За все время моего правления ни одно из моих начинаний не окончилось крахом, за что я получил в народе прозвище счастливчика. Алина родила мне троих детей, Лана — еще двоих. Мы никому не доверили воспитания своих детей, занимались этим сами. Я никак не мог понять своих соседей–королей. Для чего плодить и выращивать детей, которые после твоей смерти вцепятся друг другу в горло в борьбе за трон? Мне есть чем гордиться: мы воспитали в детях искреннюю любовь друг к другу, преданность и верность старшему брату, которому они стали надежными помощниками и верными друзьями. Три сына и две дочери, пятнадцать внуков и одиннадцать правнуков. Многие из них жили под одной крышей со мной, и я постоянно был окружен вниманием и заботой. Уже тридцать два года, как я передал корону старшему сыну, устав от власти и почувствовав, что силы уже не те, чтобы нормально управлять королевством. А теперь этих сил не осталось вовсе. Я чувствовал, что конец уже близок и ждал появления своего пришельца, как вестника смерти, с печалью и надеждой. Когда‑то во времена моей беззаботной юности мне было непонятно, как можно устать от жизни. Теперь я испытал это на себе. Прожитые годы и горечь потерь давили невыносимым грузом, тело предавало разум, теряя последние силы. Я ждал и дождался.
— Привет, — раздался уже позабытый голос давно умершего киноактера. — Тебе осталось по вашему времени два часа. Надеюсь, твоей жизни оказалось достаточно, чтобы решить, чего же тебе от меня потребовать?
— Да, теперь я знаю, — сказал я. — Лично мне уже ничего не нужно, я прожил завидную жизнь во многом благодаря тебе, спасибо. Единственную вину я чувствую по отношению к своим родителям, которые дали мне жизнь и вкладывали в меня душу, а я их оставил, чтобы жить своей жизнью, понадеявшись на твои слова, что они это легко перенесут. Сестра через несколько лет выйдет замуж и наверняка куда‑нибудь уедет, а они останутся совершенно одни без помощи и поддержки, особенно в старости. Понадобилось прожить длинную жизнь и самому стать отцом, чтобы это понять. Ты можешь создать мою полную копию, чтобы подменить меня в ночь исчезновения?
— Атомарную копию создать можно, но не с моими возможностями. Можно сделать проще, поменяв вероятностную линию будущей реальности. Правда, если узнают, что я полез в вероятности, запросто могут отобрать машину пространства и выдать что‑нибудь классом попроще.
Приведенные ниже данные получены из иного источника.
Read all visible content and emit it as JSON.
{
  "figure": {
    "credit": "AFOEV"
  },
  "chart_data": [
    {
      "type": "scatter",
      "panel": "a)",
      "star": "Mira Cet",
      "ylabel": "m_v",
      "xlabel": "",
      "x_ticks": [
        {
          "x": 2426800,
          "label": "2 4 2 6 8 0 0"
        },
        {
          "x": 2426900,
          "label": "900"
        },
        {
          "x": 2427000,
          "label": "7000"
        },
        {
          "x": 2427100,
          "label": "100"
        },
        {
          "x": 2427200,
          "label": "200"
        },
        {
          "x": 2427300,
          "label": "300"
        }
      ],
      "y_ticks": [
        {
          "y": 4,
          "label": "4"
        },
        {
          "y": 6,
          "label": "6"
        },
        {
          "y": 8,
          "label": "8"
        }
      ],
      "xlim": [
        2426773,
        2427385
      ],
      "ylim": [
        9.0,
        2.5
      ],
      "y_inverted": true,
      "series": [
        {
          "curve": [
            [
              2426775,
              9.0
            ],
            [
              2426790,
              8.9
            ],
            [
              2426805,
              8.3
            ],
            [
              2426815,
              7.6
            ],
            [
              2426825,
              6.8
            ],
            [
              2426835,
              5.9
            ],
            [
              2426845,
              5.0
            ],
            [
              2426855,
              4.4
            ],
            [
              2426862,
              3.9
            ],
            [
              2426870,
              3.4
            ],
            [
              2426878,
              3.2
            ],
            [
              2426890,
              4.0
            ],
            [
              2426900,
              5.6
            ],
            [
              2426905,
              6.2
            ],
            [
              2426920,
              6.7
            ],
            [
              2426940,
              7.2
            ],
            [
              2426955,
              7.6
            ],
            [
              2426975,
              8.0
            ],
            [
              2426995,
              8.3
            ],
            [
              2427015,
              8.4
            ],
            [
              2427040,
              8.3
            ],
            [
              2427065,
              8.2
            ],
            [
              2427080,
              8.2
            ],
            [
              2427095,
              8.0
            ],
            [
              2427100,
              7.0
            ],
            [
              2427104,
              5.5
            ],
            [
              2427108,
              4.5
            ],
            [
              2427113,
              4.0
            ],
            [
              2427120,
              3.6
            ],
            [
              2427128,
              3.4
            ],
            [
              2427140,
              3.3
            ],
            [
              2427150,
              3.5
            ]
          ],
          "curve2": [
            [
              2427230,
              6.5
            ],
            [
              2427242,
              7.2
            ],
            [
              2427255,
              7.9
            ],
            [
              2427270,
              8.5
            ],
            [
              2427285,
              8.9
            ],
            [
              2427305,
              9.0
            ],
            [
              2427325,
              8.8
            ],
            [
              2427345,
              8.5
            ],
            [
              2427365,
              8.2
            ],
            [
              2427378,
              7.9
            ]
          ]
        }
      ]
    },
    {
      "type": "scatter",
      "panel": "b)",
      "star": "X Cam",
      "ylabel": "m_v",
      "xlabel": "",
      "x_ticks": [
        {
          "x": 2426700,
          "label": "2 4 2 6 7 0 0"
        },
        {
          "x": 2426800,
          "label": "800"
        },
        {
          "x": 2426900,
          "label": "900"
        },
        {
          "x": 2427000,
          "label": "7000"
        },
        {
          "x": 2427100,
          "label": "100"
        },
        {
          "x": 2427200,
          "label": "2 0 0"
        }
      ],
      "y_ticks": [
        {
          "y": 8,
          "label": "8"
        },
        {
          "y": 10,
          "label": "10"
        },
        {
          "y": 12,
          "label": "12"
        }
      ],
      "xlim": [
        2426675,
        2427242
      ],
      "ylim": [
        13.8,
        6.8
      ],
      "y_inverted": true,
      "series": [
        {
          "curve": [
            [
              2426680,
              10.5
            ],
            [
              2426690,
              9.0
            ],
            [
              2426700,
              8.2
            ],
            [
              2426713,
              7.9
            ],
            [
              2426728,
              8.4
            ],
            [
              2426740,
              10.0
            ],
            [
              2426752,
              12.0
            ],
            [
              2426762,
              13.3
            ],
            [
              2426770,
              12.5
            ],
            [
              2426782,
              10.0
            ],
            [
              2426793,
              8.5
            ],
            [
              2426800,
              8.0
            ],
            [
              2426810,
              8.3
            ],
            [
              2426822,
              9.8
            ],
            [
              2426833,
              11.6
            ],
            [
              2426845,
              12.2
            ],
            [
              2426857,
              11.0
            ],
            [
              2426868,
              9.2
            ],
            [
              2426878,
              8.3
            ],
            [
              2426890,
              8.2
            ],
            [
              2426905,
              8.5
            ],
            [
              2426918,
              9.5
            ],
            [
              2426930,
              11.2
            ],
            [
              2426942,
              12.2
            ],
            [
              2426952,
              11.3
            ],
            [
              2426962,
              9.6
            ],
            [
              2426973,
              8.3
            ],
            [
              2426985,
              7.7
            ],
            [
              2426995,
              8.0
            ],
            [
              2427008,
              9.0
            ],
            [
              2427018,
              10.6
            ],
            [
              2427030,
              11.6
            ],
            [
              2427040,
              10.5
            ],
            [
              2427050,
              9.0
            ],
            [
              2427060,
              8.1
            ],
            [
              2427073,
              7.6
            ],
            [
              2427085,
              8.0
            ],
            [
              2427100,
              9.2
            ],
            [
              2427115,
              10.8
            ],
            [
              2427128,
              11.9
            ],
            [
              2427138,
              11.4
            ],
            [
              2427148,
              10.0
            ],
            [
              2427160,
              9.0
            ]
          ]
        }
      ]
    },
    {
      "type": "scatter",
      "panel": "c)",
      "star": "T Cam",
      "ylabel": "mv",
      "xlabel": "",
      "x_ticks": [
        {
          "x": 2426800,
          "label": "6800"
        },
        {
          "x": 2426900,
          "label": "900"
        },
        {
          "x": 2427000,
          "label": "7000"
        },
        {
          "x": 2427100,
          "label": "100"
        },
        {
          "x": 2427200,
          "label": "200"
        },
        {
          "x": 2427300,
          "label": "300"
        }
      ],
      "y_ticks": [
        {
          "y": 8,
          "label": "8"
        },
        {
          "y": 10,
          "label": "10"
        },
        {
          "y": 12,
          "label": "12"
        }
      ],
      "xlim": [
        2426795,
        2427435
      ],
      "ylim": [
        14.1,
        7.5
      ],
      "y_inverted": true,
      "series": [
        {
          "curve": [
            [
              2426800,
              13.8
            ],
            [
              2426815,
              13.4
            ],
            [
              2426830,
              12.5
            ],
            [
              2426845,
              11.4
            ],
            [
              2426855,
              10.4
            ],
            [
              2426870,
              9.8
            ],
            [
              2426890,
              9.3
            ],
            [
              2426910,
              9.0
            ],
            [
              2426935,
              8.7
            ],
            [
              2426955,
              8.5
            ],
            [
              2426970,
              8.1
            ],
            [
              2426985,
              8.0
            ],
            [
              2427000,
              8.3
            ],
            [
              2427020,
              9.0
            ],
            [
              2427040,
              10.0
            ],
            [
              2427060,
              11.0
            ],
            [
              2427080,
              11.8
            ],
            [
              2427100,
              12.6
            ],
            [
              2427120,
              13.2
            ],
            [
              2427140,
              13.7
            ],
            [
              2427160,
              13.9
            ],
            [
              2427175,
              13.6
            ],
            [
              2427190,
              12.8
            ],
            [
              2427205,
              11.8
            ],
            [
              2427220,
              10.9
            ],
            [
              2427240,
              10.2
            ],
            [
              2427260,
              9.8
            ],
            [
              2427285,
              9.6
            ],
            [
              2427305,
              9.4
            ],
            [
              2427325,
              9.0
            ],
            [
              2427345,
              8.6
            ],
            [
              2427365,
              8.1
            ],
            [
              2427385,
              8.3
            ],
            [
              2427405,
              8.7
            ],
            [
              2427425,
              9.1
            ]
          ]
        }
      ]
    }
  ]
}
— А если это перевести на нормальный русский язык? Так, чтобы даже король понял?
— Для понимания это очень сложно, но внешне будет выглядеть так, будто ты раздвоился. Одна копия отправится сюда, вторая останется в кровати.
— Именно это мне и нужно. И еще, если можешь, сделай так, чтобы тот я когда‑нибудь, когда будет способен, смог принять память моей жизни. Я так устал от нее, что почти рад смерти, но где‑то, в глубине души еще теплится искра жизни, и рождается протест… Если ты сделаешь то, о чем я тебя прошу, частица меня останется в нем.
— А ничего, что на Земле он к этому времени уже умрет? Или, приняв в себя твою память, ощутит собственную ущербность?
— У меня не осталось сил с тобой спорить. Можешь выполнить?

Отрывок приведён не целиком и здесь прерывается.